Telstra chairman John Mullen said the telco’s performance has been a disappointment to investors but the board wants to ensure investors’ payout is not cut.
Speaking at the company’s annual general meeting, Mr Mullen did not shy away from Telstra’s below-par results in recent years which stem from losing its wholesale role to the National Broadband Network.
“The board of Telstra is acutely aware that the level of earnings being delivered by Telstra, the dividend and share price are a disappointment to many investors, as indeed they are to us as well,” he said.
Net profit fell 14.4 per cent to $1.84 billion for 2019/20, while the full-year dividend remained steady at 16 cents per share. Shares have fallen from about $6 in 2015 to about half that this year.
Yet the NBN’s damaging effect was “finally almost behind us”, according to Mr Mullen, and the huge takeup in internet use during the pandemic showed opportunities.
One opportunity was telehealth. Mr Mullen believed Telstra Health, which caters to the healthcare industry, would become a significant contributor to the telco.
Mr Mullen also addressed concern the full-year dividend may be cut due to the costs of coronavirus restrictions.
In the same meeting, chief executive Andy Penn said a $400 million impact was expected from COVID-19.
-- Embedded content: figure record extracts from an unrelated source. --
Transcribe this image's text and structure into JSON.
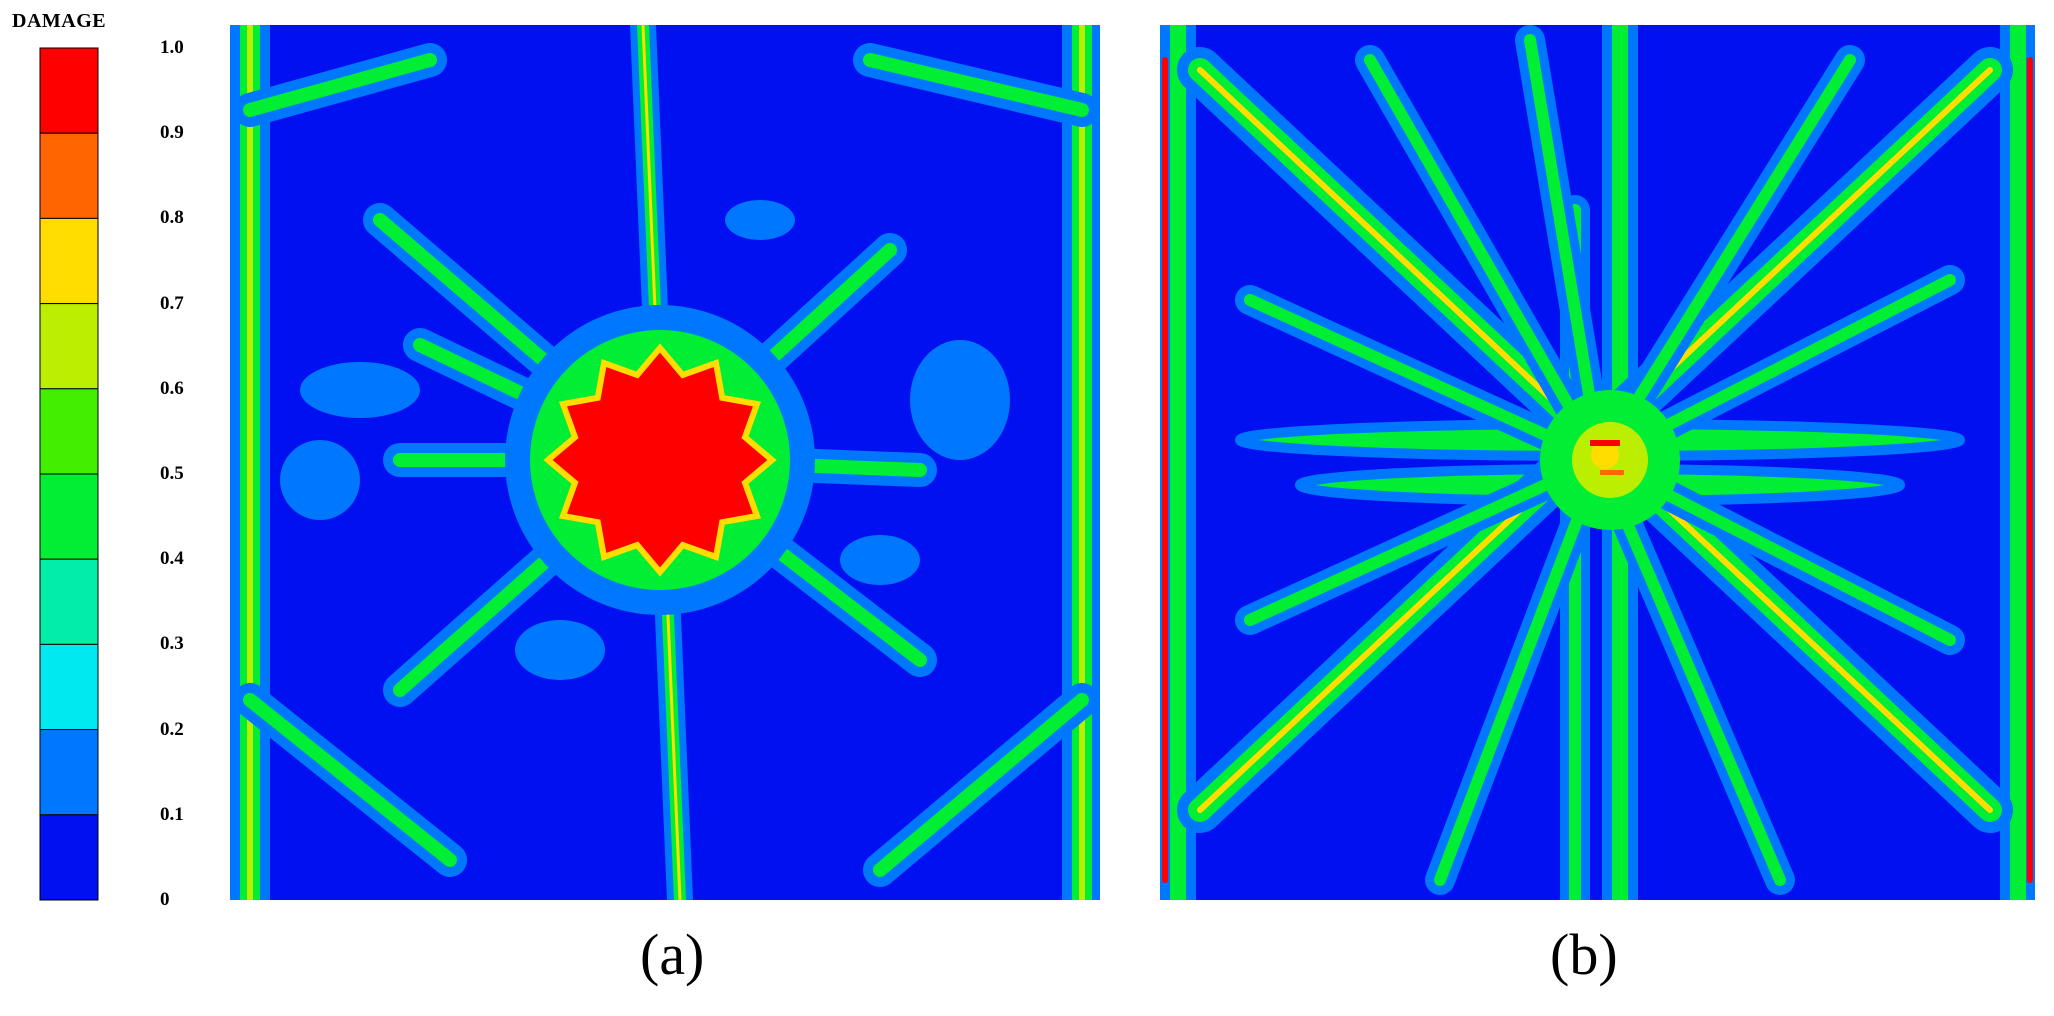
{
  "legend": {
    "title": "DAMAGE",
    "levels": [
      {
        "label": "1.0",
        "color": "#FF0000"
      },
      {
        "label": "0.9",
        "color": "#FF6600"
      },
      {
        "label": "0.8",
        "color": "#FFDD00"
      },
      {
        "label": "0.7",
        "color": "#BBEE00"
      },
      {
        "label": "0.6",
        "color": "#44EE00"
      },
      {
        "label": "0.5",
        "color": "#00EE33"
      },
      {
        "label": "0.4",
        "color": "#00EEAA"
      },
      {
        "label": "0.3",
        "color": "#00E8F0"
      },
      {
        "label": "0.2",
        "color": "#0077FF"
      },
      {
        "label": "0.1",
        "color": "#0010F0"
      },
      {
        "label": "0",
        "color": null
      }
    ]
  },
  "panels": [
    {
      "caption": "(a)",
      "pattern": "central red damage zone with radial and boundary cracks"
    },
    {
      "caption": "(b)",
      "pattern": "radial cracks from center with cross-shaped bands"
    }
  ],
  "colors": {
    "background": "#0010F0",
    "band_outer": "#0077FF",
    "band_mid": "#00EE33",
    "band_inner": "#FFDD00",
    "core": "#FF0000"
  }
}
Telstra as a rule pays a dividend of 70 to 90 per cent of underlying earnings, yet Mr Mullen said the board was prepared to pay more in order to maintain the 16 cents payout.
This was not a guarantee, he said.
Meanwhile three management figures including Mr Penn had their pay cut by 10 per cent ($758,000 collectively) due to the dodgy selling of mobile phones to indigenous customers.
Staff at partner stores sold phones and plans to about 100 customers, which they could not afford.
Mr Mullen said there was some serious misconduct, and all debts had been waived.
The Australian Competition and Consumer Commission is investigating.
Shares were higher by 3.06 per cent to $2.86 at 1424 AEDT.